The top ("Summary") portion of the SmartBLAST report presents your query and five matching sequences in a unique view combining a phylogenetic tree and a graphical overview. Figure 1 presents an example. On the left is the phylogenetic tree and each leaf-node shows the organism of the sequence represented. If a common name is available, then that is used. In the middle is a short description of the protein. On the right is a graphical overview. The matches are color-coded: matches from the landmark database are green, matches from the non-redundant protein database are blue, and your query is yellow. Holding your mouse over a sequence description or a graphical overview bar brings up a panel with information about that sequences. Figure 2 presents an example.

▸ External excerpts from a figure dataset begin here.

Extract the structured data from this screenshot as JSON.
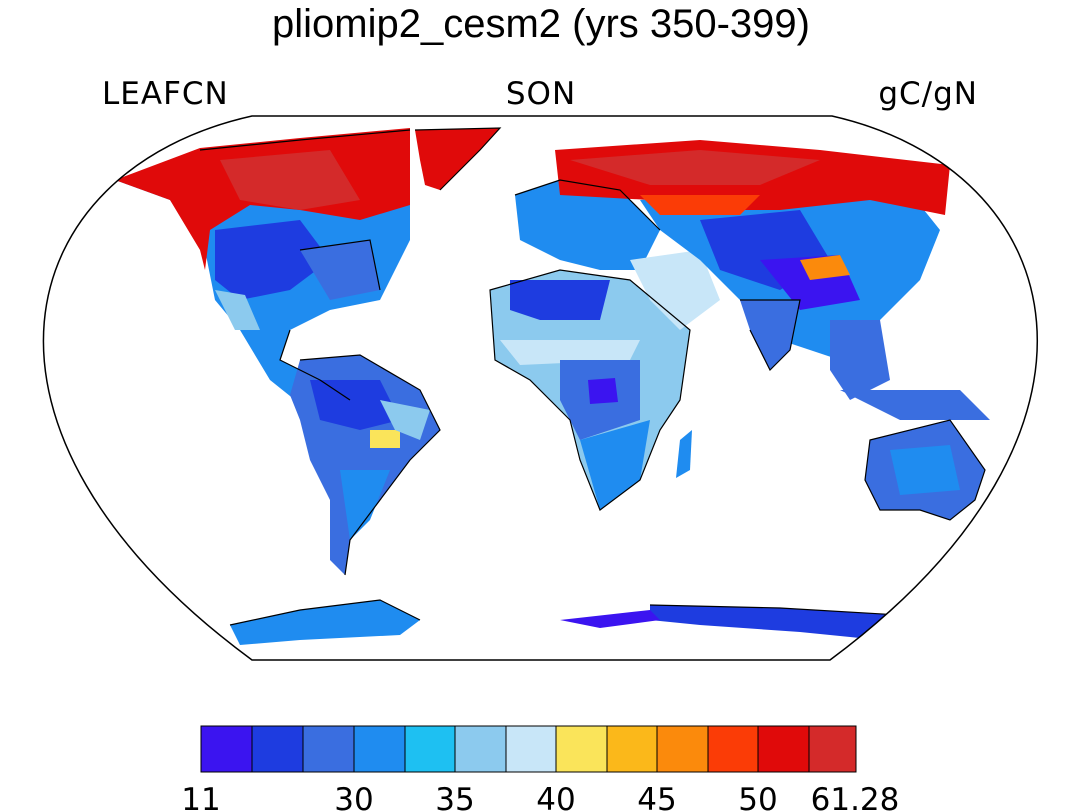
{
  "title": "pliomip2_cesm2 (yrs 350-399)",
  "subtitle_left": "LEAFCN",
  "subtitle_center": "SON",
  "subtitle_right": "gC/gN",
  "map": {
    "projection": "Robinson (global)",
    "variable": "LEAFCN",
    "season": "SON",
    "units": "gC/gN"
  },
  "colorbar": {
    "colors": [
      "#3b14f0",
      "#1e3ce0",
      "#3a6ee0",
      "#1f8cf0",
      "#1ec0f2",
      "#8ccaee",
      "#c8e6f8",
      "#fae45a",
      "#fbb81a",
      "#fb8a0c",
      "#fb3c06",
      "#e00a0a",
      "#d42a2a"
    ],
    "labels": [
      "11",
      "30",
      "35",
      "40",
      "45",
      "50",
      "61.28"
    ]
  }
}
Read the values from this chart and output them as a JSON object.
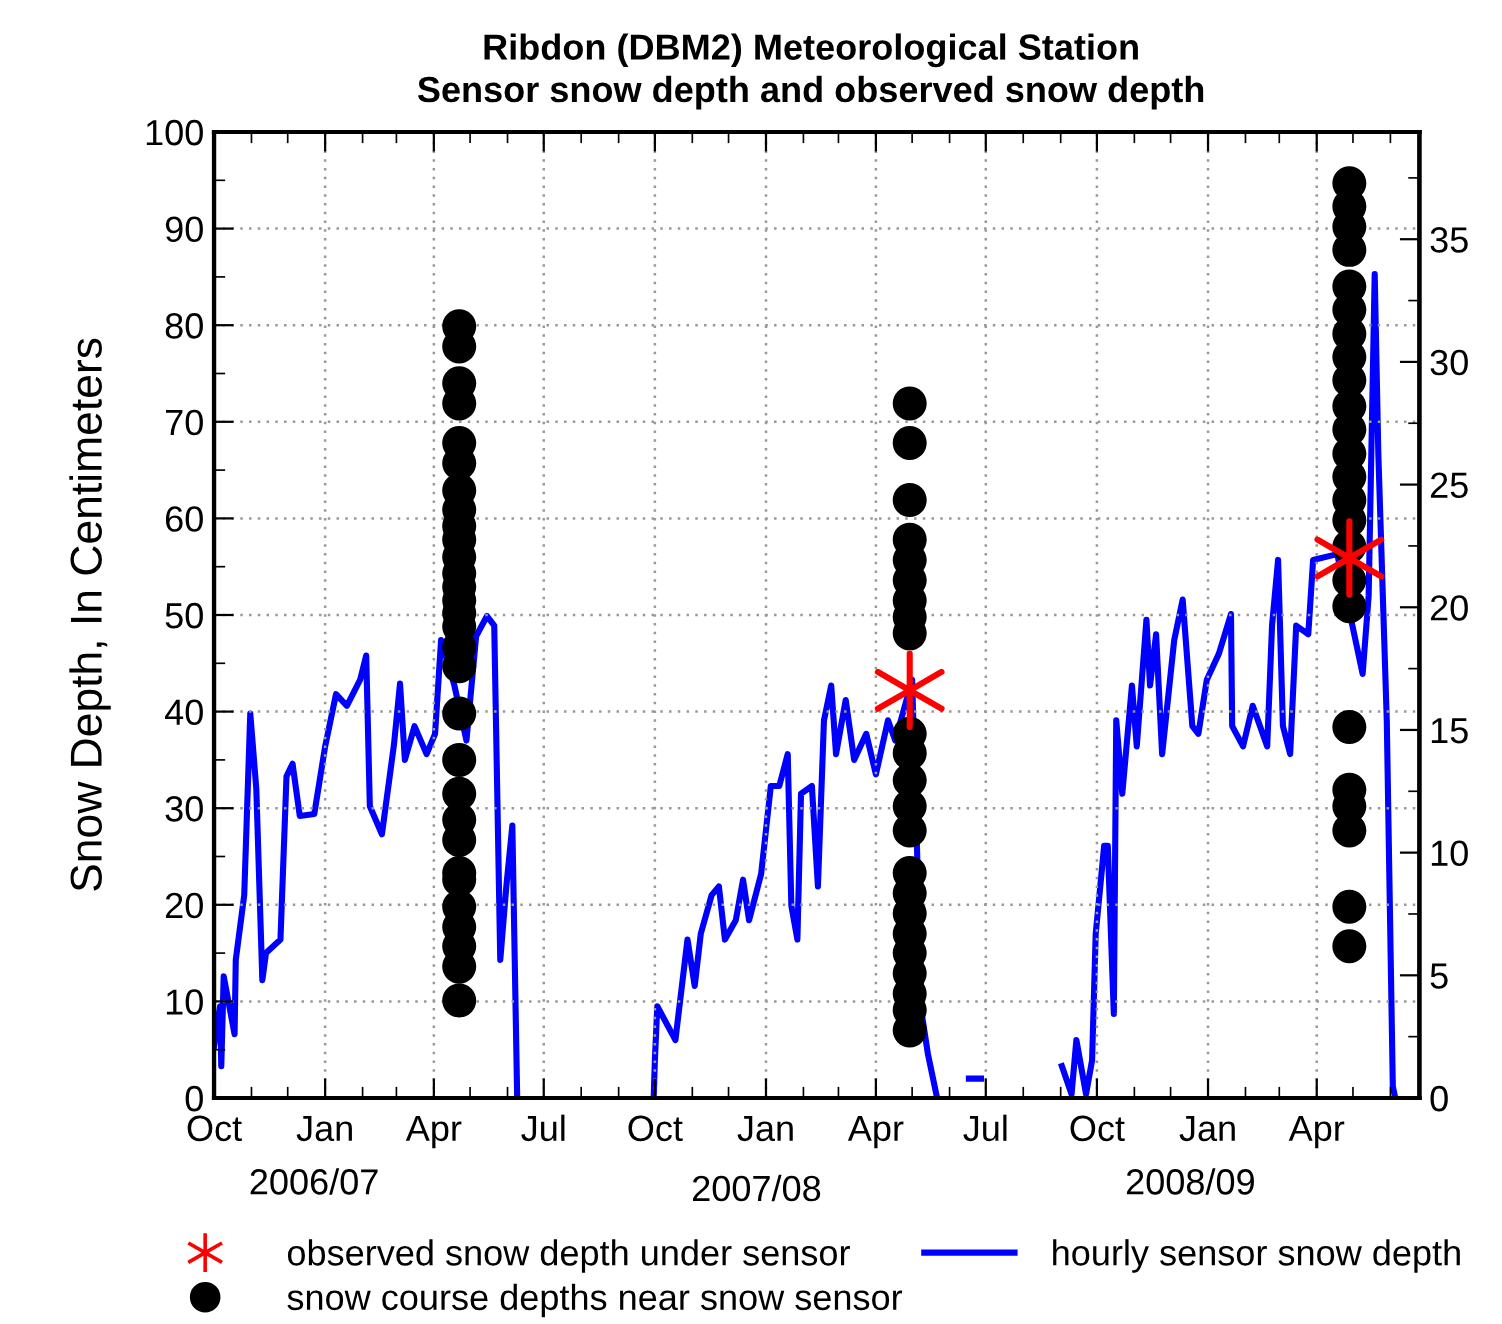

SmartBLAST uses the multiple sequence alignment for the phylogenetic tree and the graphical overview. The graphical overview represents the multiple alignment but also presents information about the BLAST search results. The presentation grays out a range of a subject sequence to indicate that BLAST did not align the query there. It represents a deletion according to the multiple alignment by leaving a range on a graphical overview bar white. Figure 1 presents an example. The query and three subject sequences have deletions (compared to the other sequence) as shown by the white portions of the bars. Four subject sequences extend further to the right than the query as shown by the gray on the right side. Neither BLASTP nor the multiple alignment aligned them to the query. All of the subject sequences are gray at the left end. BLASTP did not align the subject sequences to the query on this end, but the multiple alignment did.
Figure 1: Summary section of the SmartBLAST report. The query species for this search is highlighted in yellow. Green indicates the reference database (see below). The query for this search is NP_251514.1.
SmartBLAST also presents a concise representation of Conserved Domain matches for the query (above the graphical overview). Specifically, if both specific hits and superfamily matches are available, it will only show the specific hit. If there is a superfamily match but no specific hit, then that is shown. It does not show matches from multi-domain models. SmartBLAST presents a summary of the domains found at the top of the middle column.
In order to present a concise report, SmartBLAST will not show any sequence more than once. If your query is identical to a sequence in the landmark or non-redundant set, then it will not be repeated as a match. The matches from the landmark database will also not be repeated as non-redundant matches.
You may see your results as a multiple alignment using the "See full multiple alignment" link.
The rest of the SmartBLAST report is similar to a standard BLAST report, though there are two sections of Descriptions. The first section ("Best hits") lists the matches shown in the Summary area. The second section ("Additional BLAST Hits") lists other BLAST matches found by SmartBLAST. Alignments for all matches are available below the Descriptions.
Figure 2: Information panel for a sequence.
Hover over a description or an overview bar with your mouse to see more information about a sequence. The "Alignment" link takes you to the BLASTP alignment on the same page. The "Sequence" link takes you to the GenPept record. The "Identical proteins" link takes you to information about protein records with an identical sequence.
The landmark database includes proteomes from 27 genomes spanning a wide taxonomic range. This search set is produced using the best available genomic assemblies for each organism with the following procedure. First, the most recent representative assembly from each organism is identified. Second, all proteins annotated on each assembly are downloaded and compiled into the landmark BLAST database. The result is a taxonomically diverse non-redundant set of proteins supported by genomic assemblies.